Sinead King has big goals for professional women’s soccer in Vancouver

King is the newly appointed chief business officer for Vancouver’s professional women’s soccer team, which will begin play in the Northern Super League in 2025

Career-wise, Sinead King might have just found her holy trinity.

The lifelong soccer fan and player grew up in the U.K. and studied at the London Institute of Banking and Finance before getting into business operations at HSBC. Eventually, she was stationed in India and oversaw some 1,500 people as the global head of banking operations for the bank. An earlier stint for the company in Vancouver never quite left her mind, though.

After leaving HSBC, she spent some time travelling before coming back to Vancouver and serving as director of partner engagement at Canada Plastics Pact, a non-profit startup that was founded with the goal of trying to reduce plastic waste in Canada and work toward a circular economy.

With experience in both large and small organizations, King felt that her sweet spot “was somewhere in the middle. And I’m a sports nerd, so I always wanted to get into the sports industry.” When an opportunity opened up to be the chief business officer with Vancouver’s new professional women’s soccer team, King jumped.

“As a female that played football, the opportunity to be a part of this growing movement in women’s sport, to set up a pro club in a pro league and really shape the future of girls sports and football specifically, it was too good a job for me to not come banging on the door and convince them to take me,” King says. “The operations experience with the bank, being with a startup and then the personal football background, it was all a perfect blend for me.”

The Northern Super League, a professional Canadian women’s soccer league, is slated to start in 2025. The league will begin play with teams in six cities—Calgary, Halifax, Montreal, Ottawa, Toronto and Vancouver. Vancouver’s team—which doesn’t yet have a logo or a name—is owned by the Vancouver Whitecaps. Only one other team (Calgary) is owned by another soccer franchise (the Calgary Foothills of League1 Alberta).

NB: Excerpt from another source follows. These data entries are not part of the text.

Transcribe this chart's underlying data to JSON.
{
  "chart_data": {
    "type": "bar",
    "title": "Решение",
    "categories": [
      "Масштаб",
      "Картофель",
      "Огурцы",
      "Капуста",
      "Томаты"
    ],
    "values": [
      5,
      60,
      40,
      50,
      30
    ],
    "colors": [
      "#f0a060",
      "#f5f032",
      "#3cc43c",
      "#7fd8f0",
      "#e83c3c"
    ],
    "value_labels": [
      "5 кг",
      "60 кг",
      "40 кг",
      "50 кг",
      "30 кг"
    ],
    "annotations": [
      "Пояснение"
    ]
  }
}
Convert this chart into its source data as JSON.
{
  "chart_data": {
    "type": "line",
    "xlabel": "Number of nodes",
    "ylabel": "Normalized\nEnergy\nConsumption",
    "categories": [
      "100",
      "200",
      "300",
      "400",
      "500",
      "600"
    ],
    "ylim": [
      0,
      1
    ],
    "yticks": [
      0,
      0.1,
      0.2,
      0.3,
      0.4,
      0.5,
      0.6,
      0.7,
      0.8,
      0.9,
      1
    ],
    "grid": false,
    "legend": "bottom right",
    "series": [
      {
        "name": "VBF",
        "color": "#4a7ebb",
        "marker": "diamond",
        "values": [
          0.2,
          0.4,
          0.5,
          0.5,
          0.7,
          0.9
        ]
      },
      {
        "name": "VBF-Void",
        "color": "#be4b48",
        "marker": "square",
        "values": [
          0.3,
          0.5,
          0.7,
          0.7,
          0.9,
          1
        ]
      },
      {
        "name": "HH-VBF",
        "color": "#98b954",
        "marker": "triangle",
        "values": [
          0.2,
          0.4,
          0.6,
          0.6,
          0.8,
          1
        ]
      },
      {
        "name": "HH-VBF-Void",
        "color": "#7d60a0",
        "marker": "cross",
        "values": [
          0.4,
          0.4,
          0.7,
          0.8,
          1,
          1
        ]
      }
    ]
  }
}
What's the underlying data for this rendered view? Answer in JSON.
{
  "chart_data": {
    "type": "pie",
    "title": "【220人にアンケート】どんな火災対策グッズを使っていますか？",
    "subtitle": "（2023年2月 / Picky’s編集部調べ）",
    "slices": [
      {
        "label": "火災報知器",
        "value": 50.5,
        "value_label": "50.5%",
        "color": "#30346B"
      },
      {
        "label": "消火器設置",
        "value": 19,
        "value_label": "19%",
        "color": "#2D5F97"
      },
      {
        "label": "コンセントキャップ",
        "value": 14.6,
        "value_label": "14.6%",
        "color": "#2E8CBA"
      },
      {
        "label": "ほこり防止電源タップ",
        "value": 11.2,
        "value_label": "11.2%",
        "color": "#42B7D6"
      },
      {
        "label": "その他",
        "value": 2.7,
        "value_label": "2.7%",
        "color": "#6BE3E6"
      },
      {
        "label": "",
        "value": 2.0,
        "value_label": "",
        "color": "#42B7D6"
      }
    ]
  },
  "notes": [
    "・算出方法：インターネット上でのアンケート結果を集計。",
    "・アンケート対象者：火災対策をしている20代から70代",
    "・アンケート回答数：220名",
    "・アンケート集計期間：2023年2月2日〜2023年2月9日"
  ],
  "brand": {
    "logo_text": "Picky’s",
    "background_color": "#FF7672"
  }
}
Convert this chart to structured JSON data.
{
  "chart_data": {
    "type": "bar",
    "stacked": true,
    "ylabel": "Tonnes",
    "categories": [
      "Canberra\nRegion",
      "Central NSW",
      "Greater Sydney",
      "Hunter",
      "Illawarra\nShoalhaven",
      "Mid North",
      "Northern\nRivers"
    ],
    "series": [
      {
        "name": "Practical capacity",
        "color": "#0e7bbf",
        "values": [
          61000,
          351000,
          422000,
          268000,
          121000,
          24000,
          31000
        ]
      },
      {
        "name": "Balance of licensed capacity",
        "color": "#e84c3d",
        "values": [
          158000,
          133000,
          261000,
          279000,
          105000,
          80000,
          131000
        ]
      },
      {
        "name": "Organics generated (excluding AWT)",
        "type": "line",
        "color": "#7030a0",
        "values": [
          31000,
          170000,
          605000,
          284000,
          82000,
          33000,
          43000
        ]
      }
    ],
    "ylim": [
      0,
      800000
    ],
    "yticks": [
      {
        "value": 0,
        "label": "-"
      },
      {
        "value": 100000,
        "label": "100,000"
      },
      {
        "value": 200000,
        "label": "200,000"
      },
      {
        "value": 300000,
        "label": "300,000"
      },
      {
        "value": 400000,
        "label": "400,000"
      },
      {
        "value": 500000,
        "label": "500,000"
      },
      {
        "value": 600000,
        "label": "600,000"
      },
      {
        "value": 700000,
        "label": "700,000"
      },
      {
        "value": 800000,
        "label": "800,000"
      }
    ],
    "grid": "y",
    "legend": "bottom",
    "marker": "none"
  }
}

So far, King and Stephanie Labbé, the team’s general manager, are the only hires announced by the Vancouver club. And while the Whitecaps obviously have a role to play, King stresses that the women’s team will be a separate entity. “It’s been collaborative with the Whitecaps, they’re excited,” she says. “But it will be its own club, its own brand. I’m building my own team here. We don’t want to be in the shadow of the Whitecaps, but we do want to have a close and strong relationship with them.”

King’s initial list of responsibilities and tasks to get sorted before the league begins play are vast. “You’ve got the fun stuff—the logo, the kit, the stadium, the training facilities,” she says. “And then you have to define things like salary caps with the league, player agreements. But in terms of us as a club, it’s figuring what our brand is going to be. What’s our identity? How are we going to connect with the community and what’s the fan engagement piece going to look like?”

The logo and name (and hopefully a stadium announcement) will come this summer, but when pressed on what King and the club might be seeking in terms of a brand, she gives out a few clandestine clues: “We want it to reflect the market we’re in and the geography. We want it to feel like something people can connect with it. So we’re brainstorming with some of the stakeholders and the fans here and making sure we’re engaging with the right people and seeing where we land.”

So far, the league already has media partnerships with TSN and CBC secured, and King is inspired by what other women’s leagues like the National Women’s Soccer League in the U.S. and the Women’s Super League in the U.K have done in terms of building an audience.

“We’ve got the Olympics in a couple weeks, and it’ll be really interesting to see how the strength of our Canadian women’s team can grow with the grassroots and the infrastructure of a pro league,” King says. “We want to grow the quality of the game but also the fanbase. When it comes to the sponsorships, investment and facilities, we anticipate there’s going to be a lot of money in this space in five years’ time. Different to what it is now.”